By his own account, prison did little to dampen his enthusiasm. His first stop was HMP Belmarsh.

"When I left, all the officers said 'Jonathan, we're really sad to see you go. You made this prison a much happier place.'" Then he was sent to Maidstone, where he claims to have had a "brilliant time".

He still writes a column for the prison magazine Inside Times. "I wish people like Ken Clarke or David Cameron would bother to say 'Jonathan, you spent three-and-a-half years in prison. Can you come and talk to us about what works, what doesn't work , what we should and shouldn't be doing ?' But they're all too scared of the media."

And so to his conviction, albeit in the reductive newspaper fashion that he abhors. King was sentenced to seven years for sexual assaults on five teenage boys during the 1980s, though he was accused of a pattern of similar offences stretching back to the 1960s. His accusers, now grown men, said he scarred them emotionally for life. Most had submitted to King's attentions on multiple occasions. The details have been reported more comprehensively elsewhere, but King's defence rested partly on the men having been 16 or 17 at the time, not 14 or 15, as they claimed.

He doesn't believe his conviction will be quashed, though he continues to appeal, and has spent about £1m on legal fees. He insists no crime took place – but also suggests that, well, everyone was at it back then. "Morality changes," he says. "The law changes. Until I was in my twenties, any kind of gay contact was illegal. It's wrong to judge the morality of then by the morality of now."

If he's guilty, then he has done his time (or half of it). If he's not guilty – or, at least, not of anything criminal – then his actions were surely immoral. Does he regret it? "I wish I'd had the wisdom then, that I have now, to think of the consequences... I've never in my life had sex with anybody who didn't want to have sex with me. But I have, many times, persuaded somebody who didn't find me particularly attractive that they did find me attractive. And I have persuaded them that they wanted to do something, which indeed they did, and they enjoyed.

"But I didn't at the time think: 'How will they react to this in 20 years time, when they're married with children? Will people change as they get older, and might they be badly affected mentally by something they did when they were younger?' I think that's the only regret I have. But you don't think about it when you're young.
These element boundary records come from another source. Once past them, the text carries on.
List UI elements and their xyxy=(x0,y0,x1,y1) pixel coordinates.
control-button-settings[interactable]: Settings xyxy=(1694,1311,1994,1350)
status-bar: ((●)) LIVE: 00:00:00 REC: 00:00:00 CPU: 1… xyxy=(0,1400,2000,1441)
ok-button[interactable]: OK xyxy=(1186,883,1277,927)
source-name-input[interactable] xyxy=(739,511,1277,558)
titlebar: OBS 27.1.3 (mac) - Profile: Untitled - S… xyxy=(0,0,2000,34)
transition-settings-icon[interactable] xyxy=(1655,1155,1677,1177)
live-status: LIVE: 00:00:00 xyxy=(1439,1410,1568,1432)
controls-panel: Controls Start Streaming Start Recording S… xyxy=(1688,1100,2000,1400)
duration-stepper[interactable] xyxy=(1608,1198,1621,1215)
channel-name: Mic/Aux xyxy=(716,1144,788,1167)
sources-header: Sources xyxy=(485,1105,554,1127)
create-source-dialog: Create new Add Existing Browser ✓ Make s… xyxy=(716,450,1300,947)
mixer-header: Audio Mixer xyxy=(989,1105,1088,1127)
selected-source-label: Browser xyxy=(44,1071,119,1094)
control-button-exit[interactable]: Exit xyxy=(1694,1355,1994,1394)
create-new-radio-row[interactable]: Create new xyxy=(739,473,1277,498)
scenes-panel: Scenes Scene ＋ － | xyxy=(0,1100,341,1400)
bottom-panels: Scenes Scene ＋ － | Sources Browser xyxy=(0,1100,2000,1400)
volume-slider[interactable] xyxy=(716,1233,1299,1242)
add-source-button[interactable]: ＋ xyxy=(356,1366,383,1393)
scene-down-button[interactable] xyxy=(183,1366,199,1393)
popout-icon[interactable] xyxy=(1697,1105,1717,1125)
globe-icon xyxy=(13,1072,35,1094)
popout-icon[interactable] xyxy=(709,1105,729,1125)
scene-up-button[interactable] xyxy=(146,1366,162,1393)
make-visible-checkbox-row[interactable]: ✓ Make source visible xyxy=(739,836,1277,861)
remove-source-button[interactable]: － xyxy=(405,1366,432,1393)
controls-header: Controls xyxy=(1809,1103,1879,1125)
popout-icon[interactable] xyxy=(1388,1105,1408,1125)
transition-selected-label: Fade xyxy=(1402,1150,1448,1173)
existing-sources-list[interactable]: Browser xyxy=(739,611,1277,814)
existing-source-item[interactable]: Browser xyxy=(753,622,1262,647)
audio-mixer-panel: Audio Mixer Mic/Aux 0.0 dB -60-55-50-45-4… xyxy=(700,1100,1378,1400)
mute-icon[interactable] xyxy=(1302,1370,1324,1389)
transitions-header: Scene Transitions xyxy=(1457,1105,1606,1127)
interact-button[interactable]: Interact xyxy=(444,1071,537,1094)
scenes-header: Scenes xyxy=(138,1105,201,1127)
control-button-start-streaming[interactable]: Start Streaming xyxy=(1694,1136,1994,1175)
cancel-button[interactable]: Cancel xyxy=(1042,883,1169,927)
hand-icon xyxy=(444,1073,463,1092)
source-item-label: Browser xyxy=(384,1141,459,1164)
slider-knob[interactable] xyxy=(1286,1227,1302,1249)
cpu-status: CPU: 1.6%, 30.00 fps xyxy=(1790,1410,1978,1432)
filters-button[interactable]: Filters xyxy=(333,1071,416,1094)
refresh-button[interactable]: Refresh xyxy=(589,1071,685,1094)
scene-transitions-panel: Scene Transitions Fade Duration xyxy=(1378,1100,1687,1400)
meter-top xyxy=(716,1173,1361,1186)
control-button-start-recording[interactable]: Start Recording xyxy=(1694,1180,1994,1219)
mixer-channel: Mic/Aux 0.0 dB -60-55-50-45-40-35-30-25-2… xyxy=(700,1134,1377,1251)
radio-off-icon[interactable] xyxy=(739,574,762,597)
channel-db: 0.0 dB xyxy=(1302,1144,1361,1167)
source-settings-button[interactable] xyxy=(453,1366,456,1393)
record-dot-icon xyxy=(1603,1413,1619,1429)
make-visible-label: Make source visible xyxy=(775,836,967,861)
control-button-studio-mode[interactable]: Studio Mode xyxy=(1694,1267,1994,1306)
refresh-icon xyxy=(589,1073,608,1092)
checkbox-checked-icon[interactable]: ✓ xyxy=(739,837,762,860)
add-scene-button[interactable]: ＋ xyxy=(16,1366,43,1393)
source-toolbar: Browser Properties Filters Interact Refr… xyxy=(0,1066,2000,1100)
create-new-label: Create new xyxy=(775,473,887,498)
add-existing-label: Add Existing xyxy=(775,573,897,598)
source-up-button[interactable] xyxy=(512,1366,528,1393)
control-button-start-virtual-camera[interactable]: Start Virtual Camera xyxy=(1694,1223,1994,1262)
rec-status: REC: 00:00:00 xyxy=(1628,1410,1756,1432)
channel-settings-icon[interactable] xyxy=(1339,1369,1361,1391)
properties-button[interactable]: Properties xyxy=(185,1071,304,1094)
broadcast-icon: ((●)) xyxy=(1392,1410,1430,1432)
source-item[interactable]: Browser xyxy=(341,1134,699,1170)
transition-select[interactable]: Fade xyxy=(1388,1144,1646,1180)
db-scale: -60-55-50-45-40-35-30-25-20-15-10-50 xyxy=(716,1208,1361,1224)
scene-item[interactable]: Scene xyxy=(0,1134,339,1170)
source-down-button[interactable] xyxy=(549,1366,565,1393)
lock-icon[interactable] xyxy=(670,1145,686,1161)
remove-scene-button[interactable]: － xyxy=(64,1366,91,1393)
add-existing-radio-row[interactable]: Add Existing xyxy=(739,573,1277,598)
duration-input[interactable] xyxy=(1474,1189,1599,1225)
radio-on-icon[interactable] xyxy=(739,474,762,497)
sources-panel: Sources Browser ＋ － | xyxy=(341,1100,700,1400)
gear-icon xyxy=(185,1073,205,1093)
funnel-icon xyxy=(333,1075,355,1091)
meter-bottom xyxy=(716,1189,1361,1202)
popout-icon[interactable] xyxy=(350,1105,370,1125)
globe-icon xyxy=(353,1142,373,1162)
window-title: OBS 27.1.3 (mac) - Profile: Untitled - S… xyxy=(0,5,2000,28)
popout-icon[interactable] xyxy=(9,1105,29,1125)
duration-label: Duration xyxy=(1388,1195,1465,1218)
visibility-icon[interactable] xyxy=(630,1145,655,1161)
The hormones are pouring through you, the adrenalin's going, and you just don't think."

A Life in Brief

Born Kenneth George King on 6 December 1944

Education Charterhouse. Studied English at Trinity College, Cambridge

Career Had his first hit with "Everyone's Gone To The Moon" in 1965, many others over the next 15 years. Signed Genesis in 1967 and was involved in the careers of 10cc and The Bay City Rollers. Ran Decca Records before setting up his own label, UK Records. Fronted BBC2's Entertainment USA in the 1980s, and produced the Brit awards from 1990 to 1992. Won British Phonographic Industry's man of the year award in 1997. Convicted of sexual offences involving boys in 2001 and released from prison in 2005. Received an apology from the BBC in October after being cut from a rerun of a 1976 episode of Top of the Pops.